On the Correct Handling of Contradictions Among the People (February 27, 1957), 1st pocket ed., pp. 10-11.
We must affirm anew the discipline of the Party, namely:
(1) the individual is subordinate to the organization;
(2) the minority is subordinate to the majority;
(3) the lower level is subordinate to the higher level; and
(4) the entire membership is subordinate to the Central Committee.
Whoever violates these articles of discipline disrupts Party unity.
"The Role of the Chinese Communist Party in the National War" (October 1938), Selected Works, Vol. II, pp. 203-04.*
One requirement of Party discipline is that the minority should submit to the majority. If the view of the minority has been rejected, it must support the decision passed by the majority. If necessary, it can bring up the matter for reconsideration at the next meeting, but apart from that it must not act against the decision in any way.
"On Correcting Mistaken Ideas in the Party" (December 1929), Selected Works, Vol.
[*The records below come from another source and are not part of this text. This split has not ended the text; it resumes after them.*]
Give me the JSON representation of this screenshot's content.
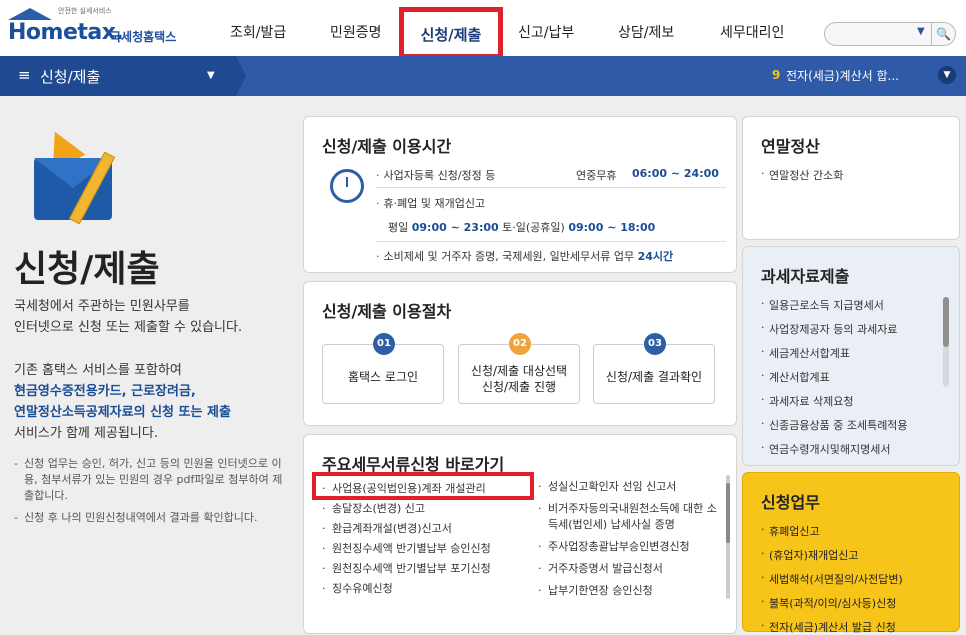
{
  "header": {
    "logo_small": "안전한 실세서비스",
    "logo_text": "Hometax.",
    "logo_sub": "국세청홈택스",
    "nav": [
      "조회/발급",
      "민원증명",
      "신청/제출",
      "신고/납부",
      "상담/제보",
      "세무대리인"
    ],
    "active_nav": "신청/제출",
    "search_placeholder": ""
  },
  "bluebar": {
    "title": "신청/제출",
    "notice_num": "9",
    "notice_text": "전자(세금)계산서 합..."
  },
  "left": {
    "title": "신청/제출",
    "desc": [
      "국세청에서 주관하는 민원사무를",
      "인터넷으로 신청 또는 제출할 수 있습니다."
    ],
    "desc2_a": "기존 홈택스 서비스를 포함하여",
    "desc2_b": "현금영수증전용카드, 근로장려금,",
    "desc2_c": "연말정산소득공제자료의 신청 또는 제출",
    "desc2_d": "서비스가 함께 제공됩니다.",
    "note1": "신청 업무는 승인, 허가, 신고 등의 민원을 인터넷으로 이용, 첨부서류가 있는 민원의 경우 pdf파일로 첨부하여 제출합니다.",
    "note2": "신청 후 나의 민원신청내역에서 결과를 확인합니다."
  },
  "hours": {
    "title": "신청/제출 이용시간",
    "r1_label": "사업자등록 신청/정정 등",
    "r1_mid": "연중무휴",
    "r1_val": "06:00 ~ 24:00",
    "r2_label": "휴·폐업 및 재개업신고",
    "r3_a": "평일",
    "r3_b": "09:00 ~ 23:00",
    "r3_c": "토·일(공휴일)",
    "r3_d": "09:00 ~ 18:00",
    "r4_label": "소비제세 및 거주자 증명, 국제세원, 일반세무서류 업무",
    "r4_val": "24시간"
  },
  "procedure": {
    "title": "신청/제출 이용절차",
    "steps": [
      {
        "num": "01",
        "l1": "홈택스 로그인",
        "l2": ""
      },
      {
        "num": "02",
        "l1": "신청/제출 대상선택",
        "l2": "신청/제출 진행"
      },
      {
        "num": "03",
        "l1": "신청/제출 결과확인",
        "l2": ""
      }
    ],
    "colors": [
      "#2d5ea6",
      "#f0a33a",
      "#2d5ea6"
    ]
  },
  "shortcuts": {
    "title": "주요세무서류신청 바로가기",
    "left": [
      "사업용(공익법인용)계좌 개설관리",
      "송달장소(변경) 신고",
      "환급계좌개설(변경)신고서",
      "원천징수세액 반기별납부 승인신청",
      "원천징수세액 반기별납부 포기신청",
      "징수유예신청"
    ],
    "right": [
      "성실신고확인자 선임 신고서",
      "비거주자등의국내원천소득에 대한 소득세(법인세) 납세사실 증명",
      "주사업장총괄납부승인변경신청",
      "거주자증명서 발급신청서",
      "납부기한연장 승인신청"
    ]
  },
  "yearend": {
    "title": "연말정산",
    "items": [
      "연말정산 간소화"
    ]
  },
  "taxdata": {
    "title": "과세자료제출",
    "items": [
      "일용근로소득 지급명세서",
      "사업장제공자 등의 과세자료",
      "세금계산서합계표",
      "계산서합계표",
      "과세자료 삭제요청",
      "신종금융상품 중 조세특례적용",
      "연금수령개시및해지명세서"
    ]
  },
  "request": {
    "title": "신청업무",
    "items": [
      "휴폐업신고",
      "(휴업자)재개업신고",
      "세법해석(서면질의/사전답변)",
      "불복(과적/이의/심사등)신청",
      "전자(세금)계산서 발급 신청"
    ]
  }
}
I, p. 110.
The Three Main Rules of Discipline are as follows:
(1) Obey orders in all your actions.
(2) Do not take a single needle
piece of thread from the masses.
(3) Turn in everything captured.
The Eight Points for Attention are as follows:
(1) Speak politely.
(2) Pay fairly for what you buy.
(3) Return everything you borrow.
(4) Pay for anything you damage.
(5) Do not hit or swear at people.
(6) Do not damage crops.
(7) Do not take liberties with women.
(8) Do not ill-treat captives.
"On the Reissue of the Three Main Rules of Discipline and the Eight Points for Attention - Instruction of the General Headquarters of the Chinese People's Liberation Army" (October 10, 1947), Selected Military Writings, 2nd ed., p. 343.
They [all officers and soldiers of our army] must heighten their sense of discipline and resolutely carry out orders, carry out our policy, carry out the Three Main Rules of Discipline and the Eight Points for Attention - with army and people united, army and government united, officers and soldiers united, and the whole army united - and permit no breach of discipline.
"Manifesto of the Chinese People's Liberation Army" (October 1947), Selected Military Writings, 2nd ed., p. 340.